The government of Brazil has promoted and adopted policies that stimulate the production of sugar cane and ethanol, by giving incentives to large corporations and power groups to invest in the plantation and production. As Brazil becomes an attractive destination for foreign investment that wants to get away from the stock market and financial speculation, the production of ethanol and other commodities is shooting for the stars. “The sky is the limit,” says Kutis. But at what price? Brazilian environmentalists already blame sugar cane plantation and processing for the pollution of air and water resources around the country. According to Jeronimo Porto, a union leader in the state of Mato Grosso do Sul, people who make a living off the land are simply soaking in a cocktail of pesticides and herbicides.
“Our air, our environment here is heavily polluted,” he says. Porto asserts that the arrival of new companies that open new processing plants as well as the expansion of sugar cane fields are compromising the health and well-being of the people. “It is terrible when sewage flows into the river,” says Porto. “The waste waters contaminate the river, kill the fish and causes a truly ecological disaster,” he insisted.
“The river is Earth’s blood, just as the blood we have in our veins. Without blood, no one survives. There is simply no way to survive without the river and without the forest,” says a Guarani Kaiowá leader.
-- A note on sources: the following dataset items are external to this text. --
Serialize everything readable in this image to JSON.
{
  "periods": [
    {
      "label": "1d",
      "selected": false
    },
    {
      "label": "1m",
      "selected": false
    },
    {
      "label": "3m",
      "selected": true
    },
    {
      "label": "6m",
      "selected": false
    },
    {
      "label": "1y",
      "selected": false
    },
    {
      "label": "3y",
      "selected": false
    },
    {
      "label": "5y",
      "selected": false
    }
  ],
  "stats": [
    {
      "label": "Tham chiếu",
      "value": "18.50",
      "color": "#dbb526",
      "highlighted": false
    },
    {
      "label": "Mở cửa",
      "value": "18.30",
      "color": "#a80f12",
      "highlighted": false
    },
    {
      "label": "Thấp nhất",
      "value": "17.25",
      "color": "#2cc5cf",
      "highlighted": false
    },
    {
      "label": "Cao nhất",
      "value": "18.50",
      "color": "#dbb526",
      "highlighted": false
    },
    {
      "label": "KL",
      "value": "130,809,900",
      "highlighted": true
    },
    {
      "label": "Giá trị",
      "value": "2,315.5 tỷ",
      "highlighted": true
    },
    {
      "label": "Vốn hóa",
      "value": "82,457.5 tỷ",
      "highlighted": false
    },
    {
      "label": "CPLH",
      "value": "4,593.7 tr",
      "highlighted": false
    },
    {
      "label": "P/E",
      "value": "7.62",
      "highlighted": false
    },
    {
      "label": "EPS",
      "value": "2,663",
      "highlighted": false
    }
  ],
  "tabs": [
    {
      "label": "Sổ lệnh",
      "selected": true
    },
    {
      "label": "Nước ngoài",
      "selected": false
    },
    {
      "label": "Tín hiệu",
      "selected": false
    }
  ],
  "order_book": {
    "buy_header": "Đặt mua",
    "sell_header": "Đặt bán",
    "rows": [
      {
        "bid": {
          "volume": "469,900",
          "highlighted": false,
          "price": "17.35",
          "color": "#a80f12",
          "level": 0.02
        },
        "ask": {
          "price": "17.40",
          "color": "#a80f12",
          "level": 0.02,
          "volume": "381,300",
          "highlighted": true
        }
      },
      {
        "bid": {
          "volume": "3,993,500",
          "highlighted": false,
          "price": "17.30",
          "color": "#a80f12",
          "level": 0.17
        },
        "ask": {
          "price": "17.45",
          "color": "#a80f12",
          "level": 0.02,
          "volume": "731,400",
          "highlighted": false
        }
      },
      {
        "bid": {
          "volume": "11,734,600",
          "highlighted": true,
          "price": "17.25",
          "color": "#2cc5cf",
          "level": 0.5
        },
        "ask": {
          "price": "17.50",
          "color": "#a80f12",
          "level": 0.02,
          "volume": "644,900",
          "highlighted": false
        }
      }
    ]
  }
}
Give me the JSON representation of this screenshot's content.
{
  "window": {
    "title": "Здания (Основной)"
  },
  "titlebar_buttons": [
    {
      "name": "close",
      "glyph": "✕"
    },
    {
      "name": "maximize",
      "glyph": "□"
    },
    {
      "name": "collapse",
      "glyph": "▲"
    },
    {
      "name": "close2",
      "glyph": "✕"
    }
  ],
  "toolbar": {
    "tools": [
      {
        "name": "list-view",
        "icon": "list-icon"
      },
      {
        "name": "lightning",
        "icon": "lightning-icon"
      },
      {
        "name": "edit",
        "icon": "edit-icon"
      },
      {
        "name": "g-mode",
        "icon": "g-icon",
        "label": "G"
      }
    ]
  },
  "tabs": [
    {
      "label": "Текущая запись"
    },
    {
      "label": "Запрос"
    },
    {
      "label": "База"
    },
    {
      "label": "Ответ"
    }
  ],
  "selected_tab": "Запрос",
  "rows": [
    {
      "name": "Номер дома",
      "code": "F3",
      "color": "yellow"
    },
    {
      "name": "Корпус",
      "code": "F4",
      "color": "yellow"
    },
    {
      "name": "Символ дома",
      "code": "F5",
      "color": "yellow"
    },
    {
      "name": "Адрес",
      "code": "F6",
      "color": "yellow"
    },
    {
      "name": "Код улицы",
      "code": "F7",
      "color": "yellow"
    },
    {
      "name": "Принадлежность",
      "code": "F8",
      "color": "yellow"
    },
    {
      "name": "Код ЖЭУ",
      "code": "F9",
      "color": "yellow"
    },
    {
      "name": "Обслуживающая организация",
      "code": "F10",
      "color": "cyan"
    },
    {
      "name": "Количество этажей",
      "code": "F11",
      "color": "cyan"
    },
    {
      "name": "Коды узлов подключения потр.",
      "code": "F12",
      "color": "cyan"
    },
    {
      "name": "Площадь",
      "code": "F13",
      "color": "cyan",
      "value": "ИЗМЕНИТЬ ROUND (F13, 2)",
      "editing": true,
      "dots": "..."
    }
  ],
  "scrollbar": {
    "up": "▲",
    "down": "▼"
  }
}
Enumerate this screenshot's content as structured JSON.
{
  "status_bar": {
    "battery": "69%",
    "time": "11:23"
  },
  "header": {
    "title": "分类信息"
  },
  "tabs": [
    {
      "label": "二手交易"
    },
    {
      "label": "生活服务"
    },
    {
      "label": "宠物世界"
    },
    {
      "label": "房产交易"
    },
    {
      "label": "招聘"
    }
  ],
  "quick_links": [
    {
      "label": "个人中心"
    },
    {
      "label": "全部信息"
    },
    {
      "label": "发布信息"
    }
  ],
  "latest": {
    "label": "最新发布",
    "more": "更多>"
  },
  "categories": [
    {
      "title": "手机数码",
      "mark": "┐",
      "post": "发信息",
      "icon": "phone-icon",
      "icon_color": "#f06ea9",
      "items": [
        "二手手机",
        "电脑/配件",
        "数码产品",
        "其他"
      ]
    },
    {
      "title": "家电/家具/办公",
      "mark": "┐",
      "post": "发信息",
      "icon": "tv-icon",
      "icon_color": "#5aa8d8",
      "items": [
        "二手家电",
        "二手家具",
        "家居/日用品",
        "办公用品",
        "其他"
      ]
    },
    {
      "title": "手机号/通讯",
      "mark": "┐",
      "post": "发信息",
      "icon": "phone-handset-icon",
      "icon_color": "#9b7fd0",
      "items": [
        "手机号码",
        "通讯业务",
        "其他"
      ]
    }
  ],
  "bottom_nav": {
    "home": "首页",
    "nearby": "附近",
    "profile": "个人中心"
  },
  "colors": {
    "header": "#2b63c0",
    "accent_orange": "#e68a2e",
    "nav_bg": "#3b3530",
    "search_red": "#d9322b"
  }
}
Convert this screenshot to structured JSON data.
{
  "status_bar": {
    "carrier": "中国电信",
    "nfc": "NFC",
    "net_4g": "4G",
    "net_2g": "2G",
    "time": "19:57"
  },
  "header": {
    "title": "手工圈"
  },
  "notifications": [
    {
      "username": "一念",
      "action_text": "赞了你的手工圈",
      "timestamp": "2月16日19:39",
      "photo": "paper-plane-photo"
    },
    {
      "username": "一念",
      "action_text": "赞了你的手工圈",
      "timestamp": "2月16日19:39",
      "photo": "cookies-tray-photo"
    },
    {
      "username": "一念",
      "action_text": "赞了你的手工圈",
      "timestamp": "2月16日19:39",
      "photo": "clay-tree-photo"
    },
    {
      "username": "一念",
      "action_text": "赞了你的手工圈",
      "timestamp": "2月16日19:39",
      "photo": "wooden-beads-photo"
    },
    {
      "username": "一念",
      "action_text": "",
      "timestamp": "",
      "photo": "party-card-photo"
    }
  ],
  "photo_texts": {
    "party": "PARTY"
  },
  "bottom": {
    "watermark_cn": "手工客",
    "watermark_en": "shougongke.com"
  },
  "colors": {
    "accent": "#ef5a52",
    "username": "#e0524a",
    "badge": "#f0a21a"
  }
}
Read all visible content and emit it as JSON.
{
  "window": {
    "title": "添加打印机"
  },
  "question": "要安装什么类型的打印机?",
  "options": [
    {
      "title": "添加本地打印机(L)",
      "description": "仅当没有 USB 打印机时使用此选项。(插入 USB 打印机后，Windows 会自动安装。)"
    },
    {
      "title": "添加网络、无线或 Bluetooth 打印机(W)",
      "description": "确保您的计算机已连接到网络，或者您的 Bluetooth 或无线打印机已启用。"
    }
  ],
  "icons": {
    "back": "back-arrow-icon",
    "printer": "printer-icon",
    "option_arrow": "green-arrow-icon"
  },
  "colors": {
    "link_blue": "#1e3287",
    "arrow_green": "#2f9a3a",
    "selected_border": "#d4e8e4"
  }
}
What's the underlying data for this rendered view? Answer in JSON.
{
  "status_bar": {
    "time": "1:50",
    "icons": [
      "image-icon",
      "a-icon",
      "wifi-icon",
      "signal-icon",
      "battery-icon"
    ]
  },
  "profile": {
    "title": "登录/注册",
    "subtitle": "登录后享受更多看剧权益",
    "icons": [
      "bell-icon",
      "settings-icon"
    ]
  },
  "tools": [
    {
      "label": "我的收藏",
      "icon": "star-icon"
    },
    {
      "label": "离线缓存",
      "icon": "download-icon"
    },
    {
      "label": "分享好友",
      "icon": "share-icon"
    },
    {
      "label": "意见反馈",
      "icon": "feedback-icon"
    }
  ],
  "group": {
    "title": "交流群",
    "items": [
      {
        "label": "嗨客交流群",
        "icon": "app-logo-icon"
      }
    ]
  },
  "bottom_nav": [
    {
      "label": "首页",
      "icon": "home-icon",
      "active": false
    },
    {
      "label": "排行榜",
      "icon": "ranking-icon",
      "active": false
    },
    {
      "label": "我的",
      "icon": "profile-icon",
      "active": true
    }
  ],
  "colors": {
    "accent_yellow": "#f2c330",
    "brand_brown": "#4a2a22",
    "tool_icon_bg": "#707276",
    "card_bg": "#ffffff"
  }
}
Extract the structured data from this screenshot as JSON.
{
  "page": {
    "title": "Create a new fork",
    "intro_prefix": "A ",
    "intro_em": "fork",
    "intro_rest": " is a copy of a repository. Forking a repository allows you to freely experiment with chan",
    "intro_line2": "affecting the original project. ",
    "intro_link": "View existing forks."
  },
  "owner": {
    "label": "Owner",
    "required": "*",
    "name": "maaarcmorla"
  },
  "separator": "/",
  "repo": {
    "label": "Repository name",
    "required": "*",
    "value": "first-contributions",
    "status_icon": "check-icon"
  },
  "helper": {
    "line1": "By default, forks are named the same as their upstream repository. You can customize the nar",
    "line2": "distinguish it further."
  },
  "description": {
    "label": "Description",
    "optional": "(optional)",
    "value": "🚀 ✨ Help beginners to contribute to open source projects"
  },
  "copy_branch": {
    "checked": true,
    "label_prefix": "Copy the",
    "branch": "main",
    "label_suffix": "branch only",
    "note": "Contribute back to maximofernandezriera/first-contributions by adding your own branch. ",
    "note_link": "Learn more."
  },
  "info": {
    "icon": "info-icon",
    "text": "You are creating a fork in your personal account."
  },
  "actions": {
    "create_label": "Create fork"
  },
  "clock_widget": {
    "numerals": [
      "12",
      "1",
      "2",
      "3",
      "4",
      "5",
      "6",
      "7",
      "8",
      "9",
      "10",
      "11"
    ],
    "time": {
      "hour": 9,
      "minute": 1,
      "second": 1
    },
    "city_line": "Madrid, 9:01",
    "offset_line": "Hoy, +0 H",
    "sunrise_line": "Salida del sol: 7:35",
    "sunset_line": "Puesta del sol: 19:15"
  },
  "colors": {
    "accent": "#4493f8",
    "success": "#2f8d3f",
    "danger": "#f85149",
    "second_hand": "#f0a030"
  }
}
But water is not the only blood flowing through the land of Mato Grosso do Sul. Armed mercenaries hired by private interests have mercilessly fired shots at Guarani people. Some of the leaders have been killed, while women and children were wounded. In an instance, a bullet penetrated the back of a Guarani woman and exited through her breast, in what Roberto Martins, a tribe leader called a miraculous outcome. “Two gunmen aimed at us with powerful weapons,” he said. “They could have killed all of us.”
Most of the Guarani lands are towards the bottom of the state of Mato Grosso do Sul, and it is precisely there where the new plantations of sugar cane are appearing. “This means we will all be surrounded by gigantic sugar cane fields, and it will make it harder for the Guarani people to be able to plant what they eat,” says Antonio Brandt, professor at Mato Grosso do Sul University. The inability to plant their lands with the food they need to survive has made the Guarani Kaiowá almost fully dependent on the government to survive. Around 90 percent of them now receive food from shipments sent to them. But this aid is insufficient.
“Without land, the indian cannot live,” says Carlito de Oliveira, another tribe leader. “These food baskets are not going to keep coming forever. If we cannot plant what we eat, it will be very difficult to survive.”